Process alternatives for a secondary transaction
There are several processes alternatives a company or investor might consider in connection with the sale secondary interests. Each of those processes has pros and cons and some are better suited to certain types of companies. In addition, the pricing dynamics are different in each scenario.
Sell shares on a secondary exchange like Sharespost, Second Markets or NYPPE
Selling shares on a secondary exchange can result in a high price if the shares are from a large, well known company like Facebook, Twitter, Zynga, LinkedIn, etc. Secondary transactions of these companies represent a huge majority of all trades on these exchanges. These types of transactions are great for employees who own a very small numbers of shares and prices tend to be high. However, outside of those types of transactions, very few other companies’ shares trade on the secondary exchanges, and when they do, it is typically not at attractive valuations. In addition, these sales are often not controlled by the company
which existing investors and boards tend to dislike since they are unable to have any discretion over the choice of the new investor.
Complete a primary round of financing through a preferred stock issuance and use some or all of the proceeds to purchase common shares
This form of secondary transaction can also provide a very high price to a seller because the buyer can provide better pricing as they are purchasing a preferred security. Since the new securities have liquidation preferences and often come with a variety of rights and privileges superior to those of a common stock holder, the valuation can be maximized. However, these types of transactions also have negative ramifications for existing investors and the common shareholders as additional liquidation preference is added to the capital structure, thereby reducing the value of the existing preferred securities and common shares. In addition, company stock repurchases may raise additional issues in relation to corporate and contract laws.

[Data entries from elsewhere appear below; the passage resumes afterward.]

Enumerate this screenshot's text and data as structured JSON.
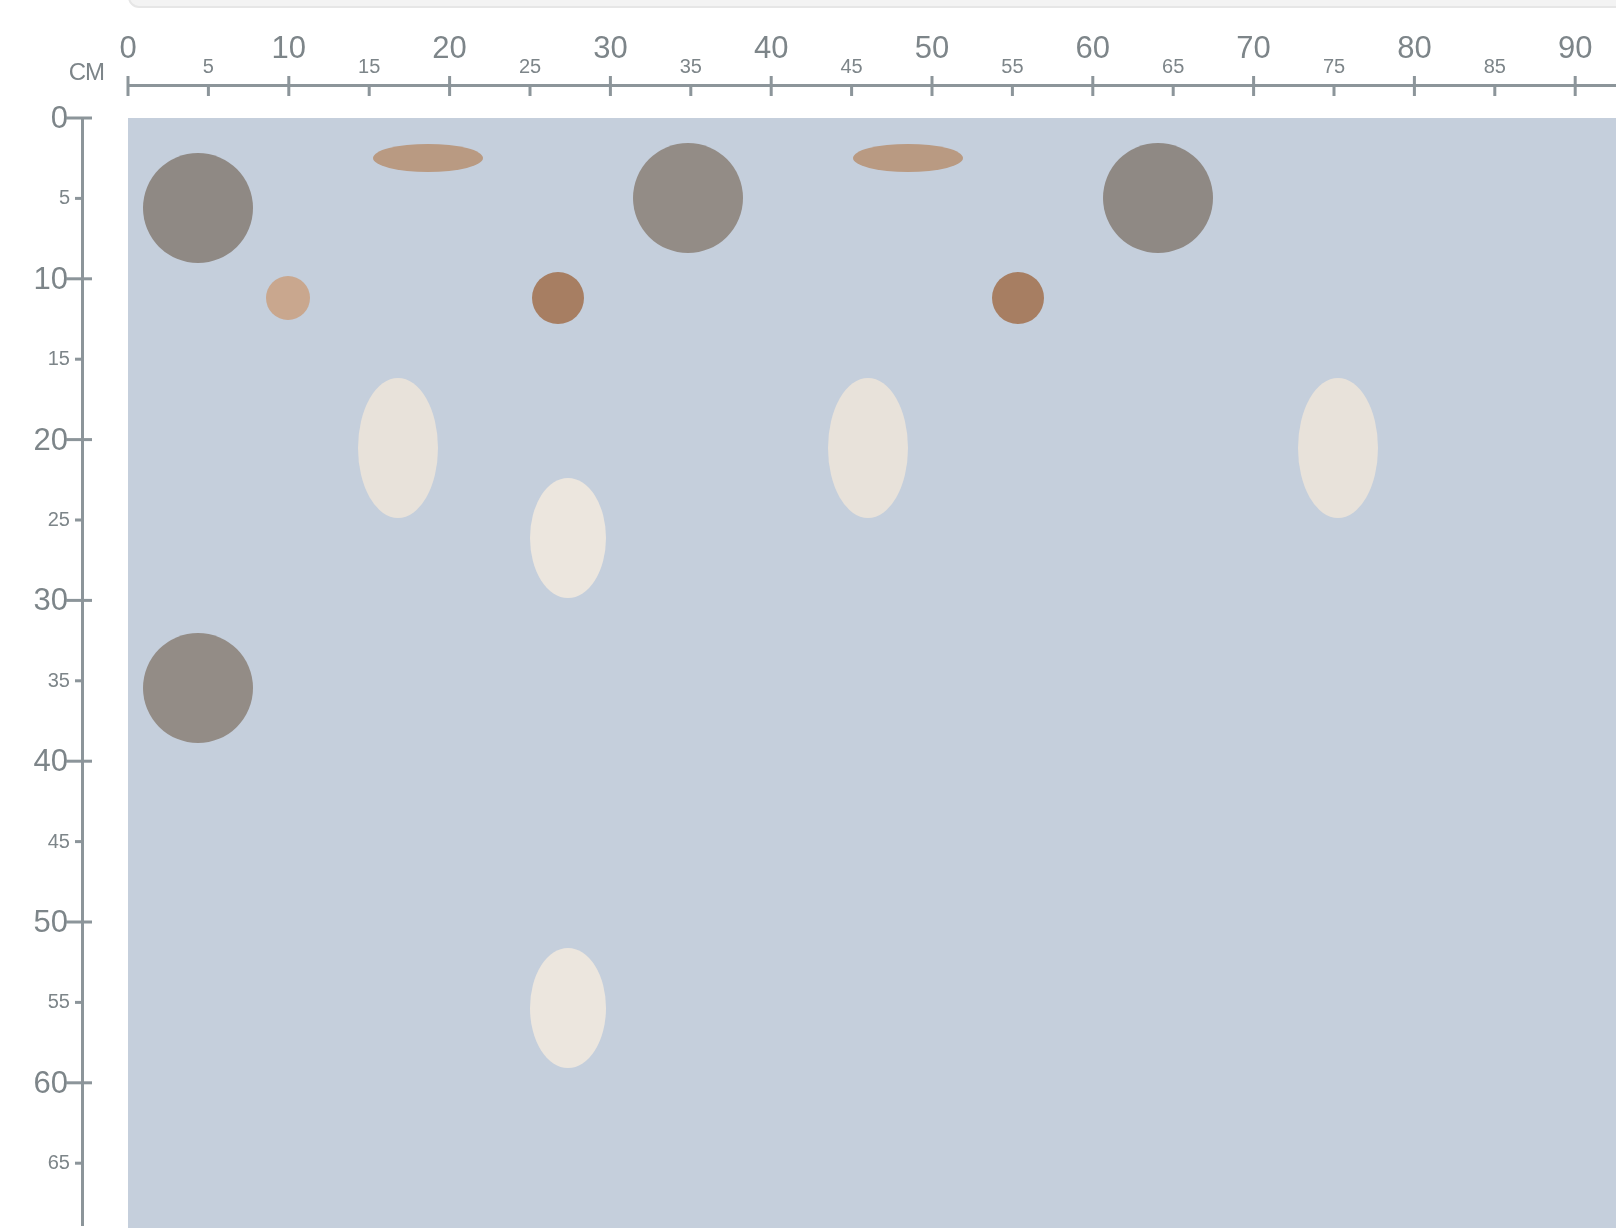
{
  "unit": "CM",
  "top_ruler": {
    "labels": [
      "0",
      "5",
      "10",
      "15",
      "20",
      "25",
      "30",
      "35",
      "40",
      "45",
      "50",
      "55",
      "60",
      "65",
      "70",
      "75",
      "80",
      "85",
      "90"
    ]
  },
  "left_ruler": {
    "labels": [
      "0",
      "5",
      "10",
      "15",
      "20",
      "25",
      "30",
      "35",
      "40",
      "45",
      "50",
      "55",
      "60",
      "65"
    ]
  }
}
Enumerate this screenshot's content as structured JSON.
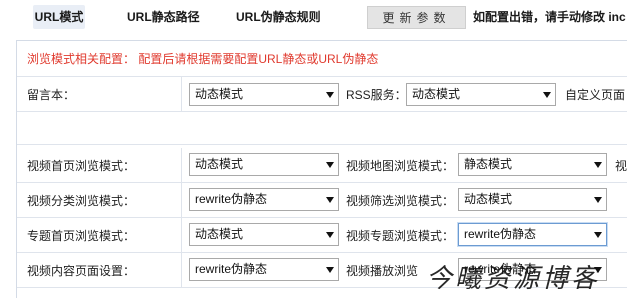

Have the existing investors make an offer
There are many benefits to having an existing investor provide liquidity. They know the company so there is often no required diligence and issues regarding rights of first refusal are frequently less relevant. However, existing investors can be quite conservative in their valuation particularly if they perceive little or no outside competition. Existing investors also think that their ROFR rights provide a significant deterrent to outside investors, so they often have little incentive to pay a full price. Lastly, many of them may need to hold their capital for reserves against future financing rounds, limiting their willingness to invest
meaningful amounts of money.
Sell to a primary investor who missed out or was the “cover bidder” on the last round of financing
Clearly an investor who provided a term sheet but was not selected or who got a smaller allocation than it wanted in the last round often can be quite aggressive in valuing securities being sold on a secondary basis. While many venture firms may not be interested in common shares, some will consider it and if they have already done a great deal of diligence they can be a good choice for a purchaser of securities.

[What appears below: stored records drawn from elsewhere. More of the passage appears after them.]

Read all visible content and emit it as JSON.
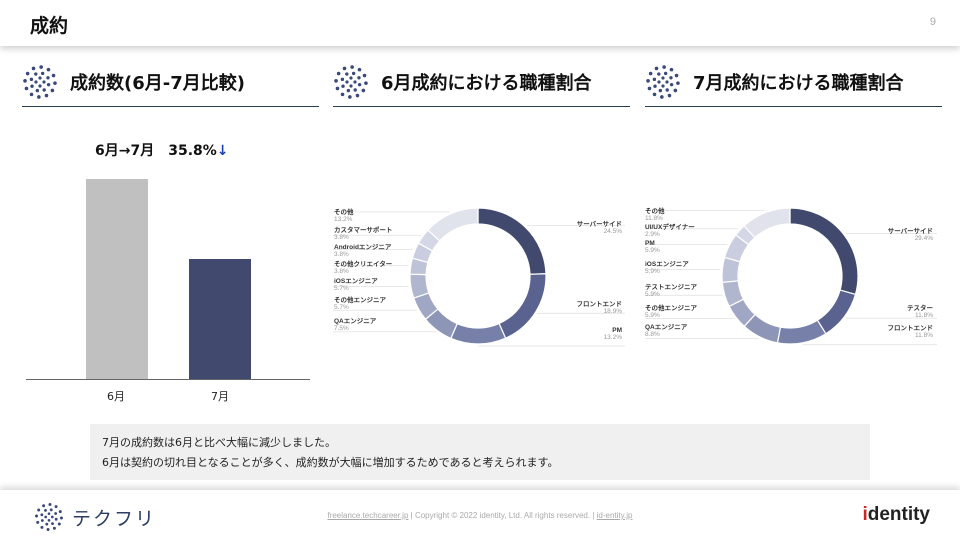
{
  "header": {
    "title": "成約",
    "page_number": "9"
  },
  "sections": [
    {
      "title": "成約数(6月-7月比較)"
    },
    {
      "title": "6月成約における職種割合"
    },
    {
      "title": "7月成約における職種割合"
    }
  ],
  "comparison": {
    "caption_prefix": "6月→7月",
    "change": "35.8%",
    "arrow": "↓"
  },
  "colors": {
    "gray": "#c0c0c0",
    "navy": "#414a6e",
    "arrow": "#1a3fb8"
  },
  "chart_data": [
    {
      "type": "bar",
      "categories": [
        "6月",
        "7月"
      ],
      "values": [
        1.0,
        0.6
      ],
      "colors": [
        "#c0c0c0",
        "#414a6e"
      ],
      "title": "",
      "xlabel": "",
      "ylabel": ""
    },
    {
      "type": "pie",
      "title": "",
      "slices": [
        {
          "name": "サーバーサイド",
          "pct": "24.5%",
          "value": 24.5,
          "color": "#414a6e"
        },
        {
          "name": "フロントエンド",
          "pct": "18.9%",
          "value": 18.9,
          "color": "#5a6390"
        },
        {
          "name": "PM",
          "pct": "13.2%",
          "value": 13.2,
          "color": "#7680a8"
        },
        {
          "name": "QAエンジニア",
          "pct": "7.5%",
          "value": 7.5,
          "color": "#8e96b8"
        },
        {
          "name": "その他エンジニア",
          "pct": "5.7%",
          "value": 5.7,
          "color": "#a0a7c4"
        },
        {
          "name": "iOSエンジニア",
          "pct": "5.7%",
          "value": 5.7,
          "color": "#b0b6ce"
        },
        {
          "name": "その他クリエイター",
          "pct": "3.8%",
          "value": 3.8,
          "color": "#bec3d7"
        },
        {
          "name": "Androidエンジニア",
          "pct": "3.8%",
          "value": 3.8,
          "color": "#c9cddf"
        },
        {
          "name": "カスタマーサポート",
          "pct": "3.8%",
          "value": 3.8,
          "color": "#d4d7e6"
        },
        {
          "name": "その他",
          "pct": "13.2%",
          "value": 13.2,
          "color": "#e0e2ec"
        }
      ]
    },
    {
      "type": "pie",
      "title": "",
      "slices": [
        {
          "name": "サーバーサイド",
          "pct": "29.4%",
          "value": 29.4,
          "color": "#414a6e"
        },
        {
          "name": "テスター",
          "pct": "11.8%",
          "value": 11.8,
          "color": "#5a6390"
        },
        {
          "name": "フロントエンド",
          "pct": "11.8%",
          "value": 11.8,
          "color": "#7680a8"
        },
        {
          "name": "QAエンジニア",
          "pct": "8.8%",
          "value": 8.8,
          "color": "#8e96b8"
        },
        {
          "name": "その他エンジニア",
          "pct": "5.9%",
          "value": 5.9,
          "color": "#a0a7c4"
        },
        {
          "name": "テストエンジニア",
          "pct": "5.9%",
          "value": 5.9,
          "color": "#b0b6ce"
        },
        {
          "name": "iOSエンジニア",
          "pct": "5.9%",
          "value": 5.9,
          "color": "#bec3d7"
        },
        {
          "name": "PM",
          "pct": "5.9%",
          "value": 5.9,
          "color": "#c9cddf"
        },
        {
          "name": "UI/UXデザイナー",
          "pct": "2.9%",
          "value": 2.9,
          "color": "#d4d7e6"
        },
        {
          "name": "その他",
          "pct": "11.8%",
          "value": 11.8,
          "color": "#e0e2ec"
        }
      ]
    }
  ],
  "note": {
    "line1": "7月の成約数は6月と比べ大幅に減少しました。",
    "line2": "6月は契約の切れ目となることが多く、成約数が大幅に増加するためであると考えられます。"
  },
  "footer": {
    "brand": "テクフリ",
    "link1": "freelance.techcareer.jp",
    "sep1": " | ",
    "copyright": "Copyright © 2022 identity, Ltd. All rights reserved.",
    "sep2": " | ",
    "link2": "id-entity.jp",
    "logo_i": "i",
    "logo_rest": "dentity"
  }
}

Hire a banker or broker to run a “mini-auction” for the secondary shares
While this approach to a secondary sale can result in attractive valuations in certain circumstances, it can also result in a significant burden being placed on company. In most cases the company will need to cooperate to maximize value as the buyers will want to review financials, projections and spend time with management. Since there is often little benefit for the company, the willingness of management to spend time with multiple buyers is limited and, in our experience, these efforts frequently fail. Many secondary firms refuse
to participate in these processes unless they are limited, thereby reducing the benefits of a broad auction. In addition, engaging a broker, even if they are acting on behalf of the seller, can result in unexpected legal issues for the company (see Important Legal Considerations section). Further, a broker will often include unfunded sponsors in the auction process who
will eventually have to convince a funding sponsor to provide the capital. Because fund-less sponsors have to raise capital after agreeing on the terms of the deal, the close rate of deals with these types of investors is often low. Lastly, since fund-less sponsors need to share information with potential funding sources to complete these deals, there is a significant potential to jeopardize the confidential information of the company.
Approach a couple of the established secondary firms and determine their interest level Secondary firms tend to be conservative by nature so valuations tend to be lower than that offered by “retail” investors, but they have some advantages as well. They provide a high degree of confidence of closing, they have extensive experience in doing these types of transactions, they are likely to be flexible on structure and economic sharing arrangements, and they are often well-known and accepted by the existing investors.